Performance - arrays vs library

Aug 7 at 10:36 PM
To learn F# and Math.Net I've written 2 versions of the Jensen Shannon distance:
let m1 = DenseMatrix.init 2000 20 (fun i j -> float (i+j)) //values not normalized
let js_distance1 (mat : Matrix<float>) = 
    let kld a b = Vector.map2 (fun p q -> if p = 0.0 || q = 0.0 then 0.0 else log(p / q) * p) a b |> Vector.sum 
    let rowsA = mat.RowCount
    let res = DenseMatrix.create rowsA rowsA 0.0
    for i = 0 to rowsA - 2 do
        for j = i + 1 to rowsA - 1 do
            let av = (mat.[i,*] + mat.[j,*]) / 2.0
            res.[j, i] <- sqrt(0.5 * (kld mat.[i,*] av + kld mat.[j,*] av))
    res
let m2 = Array2D.init 2000 20 (fun i j -> float (i+j)) //values not normalized
let js_distance2 mat = 
    let kld a b = Array.fold2 (fun acc p q -> if p = 0.0 || q = 0.0 then acc else acc + log(p / q) * p) a b 
    let rowsA = Array2D.length1 mat
    let res = Array2D.create rowsA rowsA 0.0
    for i = 0 to rowsA - 2 do
        for j = i + 1 to rowsA - 1 do
            let av = Array.map2 (fun x y -> (x + y) / 2.0) mat.[i,*] mat.[j,*]
            res.[j, i] <- sqrt(0.5 * (kld 0.0 mat.[i,*] av + kld 0.0 mat.[j,*] av))
    res
The array version is approx. 1.8 times faster on my laptop.

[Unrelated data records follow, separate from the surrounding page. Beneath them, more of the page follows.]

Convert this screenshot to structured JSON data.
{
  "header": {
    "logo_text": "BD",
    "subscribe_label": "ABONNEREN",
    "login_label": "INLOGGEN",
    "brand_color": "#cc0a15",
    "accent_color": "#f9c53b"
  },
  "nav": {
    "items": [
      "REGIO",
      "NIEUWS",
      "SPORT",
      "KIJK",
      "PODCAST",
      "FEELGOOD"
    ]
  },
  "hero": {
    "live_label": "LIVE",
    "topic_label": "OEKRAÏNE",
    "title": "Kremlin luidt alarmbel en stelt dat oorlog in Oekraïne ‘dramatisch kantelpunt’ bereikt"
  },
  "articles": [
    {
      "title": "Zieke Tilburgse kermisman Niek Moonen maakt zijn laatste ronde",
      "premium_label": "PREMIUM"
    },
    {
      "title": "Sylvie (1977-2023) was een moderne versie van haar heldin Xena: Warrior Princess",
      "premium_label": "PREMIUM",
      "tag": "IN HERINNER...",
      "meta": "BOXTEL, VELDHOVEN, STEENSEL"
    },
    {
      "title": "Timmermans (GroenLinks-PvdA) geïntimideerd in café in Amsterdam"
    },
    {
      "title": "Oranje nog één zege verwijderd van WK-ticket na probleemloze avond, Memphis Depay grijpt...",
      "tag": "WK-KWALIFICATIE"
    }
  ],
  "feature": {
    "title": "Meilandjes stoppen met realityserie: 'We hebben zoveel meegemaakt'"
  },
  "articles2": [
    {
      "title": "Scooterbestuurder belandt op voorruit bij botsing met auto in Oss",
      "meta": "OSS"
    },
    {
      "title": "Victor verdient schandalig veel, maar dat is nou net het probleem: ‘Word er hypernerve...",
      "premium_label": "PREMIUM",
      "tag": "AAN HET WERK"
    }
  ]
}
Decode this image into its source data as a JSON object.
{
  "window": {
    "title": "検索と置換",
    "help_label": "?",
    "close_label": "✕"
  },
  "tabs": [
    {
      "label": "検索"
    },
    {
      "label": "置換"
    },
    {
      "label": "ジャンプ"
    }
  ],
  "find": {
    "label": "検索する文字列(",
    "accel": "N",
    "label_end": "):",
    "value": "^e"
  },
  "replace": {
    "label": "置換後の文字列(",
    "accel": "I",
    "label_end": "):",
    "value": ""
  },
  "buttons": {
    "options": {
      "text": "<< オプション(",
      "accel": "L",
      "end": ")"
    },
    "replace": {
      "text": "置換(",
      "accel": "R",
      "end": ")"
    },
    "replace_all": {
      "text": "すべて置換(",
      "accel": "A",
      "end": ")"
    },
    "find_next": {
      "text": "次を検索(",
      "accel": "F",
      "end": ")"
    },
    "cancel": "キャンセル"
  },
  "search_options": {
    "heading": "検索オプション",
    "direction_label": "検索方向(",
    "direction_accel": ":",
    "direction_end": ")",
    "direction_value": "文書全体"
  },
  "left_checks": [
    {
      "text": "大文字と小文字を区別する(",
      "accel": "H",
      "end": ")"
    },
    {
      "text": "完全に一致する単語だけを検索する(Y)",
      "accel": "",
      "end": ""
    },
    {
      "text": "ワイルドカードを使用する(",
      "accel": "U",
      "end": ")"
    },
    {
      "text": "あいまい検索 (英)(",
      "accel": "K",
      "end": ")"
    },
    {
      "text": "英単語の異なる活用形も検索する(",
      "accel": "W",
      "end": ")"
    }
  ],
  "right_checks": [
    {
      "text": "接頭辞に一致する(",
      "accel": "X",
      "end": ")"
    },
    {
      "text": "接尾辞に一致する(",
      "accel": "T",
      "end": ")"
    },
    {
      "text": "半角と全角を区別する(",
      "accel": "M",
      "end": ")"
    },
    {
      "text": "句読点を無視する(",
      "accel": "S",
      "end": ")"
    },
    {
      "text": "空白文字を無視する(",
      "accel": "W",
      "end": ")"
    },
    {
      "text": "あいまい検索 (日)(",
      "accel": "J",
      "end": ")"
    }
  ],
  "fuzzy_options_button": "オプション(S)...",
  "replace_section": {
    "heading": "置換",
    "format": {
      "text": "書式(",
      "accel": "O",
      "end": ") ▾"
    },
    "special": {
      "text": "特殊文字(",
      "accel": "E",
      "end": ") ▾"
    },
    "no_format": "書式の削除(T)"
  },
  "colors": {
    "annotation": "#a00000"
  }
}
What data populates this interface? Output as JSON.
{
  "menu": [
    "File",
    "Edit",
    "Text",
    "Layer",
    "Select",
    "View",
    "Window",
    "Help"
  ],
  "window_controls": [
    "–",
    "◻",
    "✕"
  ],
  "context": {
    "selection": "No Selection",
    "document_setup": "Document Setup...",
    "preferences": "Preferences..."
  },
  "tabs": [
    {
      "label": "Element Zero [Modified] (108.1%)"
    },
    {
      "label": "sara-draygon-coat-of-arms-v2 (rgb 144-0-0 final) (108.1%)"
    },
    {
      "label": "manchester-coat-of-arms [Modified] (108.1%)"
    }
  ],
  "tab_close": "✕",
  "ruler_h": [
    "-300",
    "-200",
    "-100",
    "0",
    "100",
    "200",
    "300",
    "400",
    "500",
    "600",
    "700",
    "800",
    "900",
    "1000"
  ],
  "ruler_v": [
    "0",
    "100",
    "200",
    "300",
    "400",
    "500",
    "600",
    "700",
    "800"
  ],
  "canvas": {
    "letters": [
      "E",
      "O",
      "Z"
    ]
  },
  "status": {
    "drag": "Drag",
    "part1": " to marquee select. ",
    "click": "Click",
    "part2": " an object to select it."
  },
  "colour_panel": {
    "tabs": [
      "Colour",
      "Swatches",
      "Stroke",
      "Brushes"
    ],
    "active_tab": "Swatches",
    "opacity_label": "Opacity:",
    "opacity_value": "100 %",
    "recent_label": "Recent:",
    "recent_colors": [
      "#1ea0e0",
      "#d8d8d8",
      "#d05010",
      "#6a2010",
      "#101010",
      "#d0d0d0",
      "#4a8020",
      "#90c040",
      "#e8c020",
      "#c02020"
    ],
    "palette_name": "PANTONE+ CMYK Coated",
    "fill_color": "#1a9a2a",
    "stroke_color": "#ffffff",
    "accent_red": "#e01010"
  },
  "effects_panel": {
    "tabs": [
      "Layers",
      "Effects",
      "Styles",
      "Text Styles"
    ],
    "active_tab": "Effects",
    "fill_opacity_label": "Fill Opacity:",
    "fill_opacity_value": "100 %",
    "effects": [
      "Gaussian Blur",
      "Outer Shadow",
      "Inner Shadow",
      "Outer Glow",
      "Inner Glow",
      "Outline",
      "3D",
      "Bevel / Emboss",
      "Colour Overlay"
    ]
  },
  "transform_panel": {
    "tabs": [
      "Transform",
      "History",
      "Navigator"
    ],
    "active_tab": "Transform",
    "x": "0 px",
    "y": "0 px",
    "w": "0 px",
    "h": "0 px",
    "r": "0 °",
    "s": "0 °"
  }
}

Is this kind of performance penalty to be expected when working with a numerical library like Math.NET?

Am I missing any obvious speed-up options? I read in some discussions that the access to matrix or vector values can be a bit slow, but the alternate methods I tried like mat.Rows(i) didn't make any difference.

Thanks!
Coordinator
Aug 8 at 3:58 PM
Edited Aug 8 at 4:02 PM
In general Math.NET cannot really be much faster than 1D-arrays in such algorithms, but it may be faster than 2D-arrays as used here (which are less optimized in .Net). I ran a few benchmarks (without profiling), some of my findings:

A) Both variants can be made significantly faster (the same way) by reusing the extracted row vectors mat.[i,*] in the other loop and mat.[j,*] in the inner loop.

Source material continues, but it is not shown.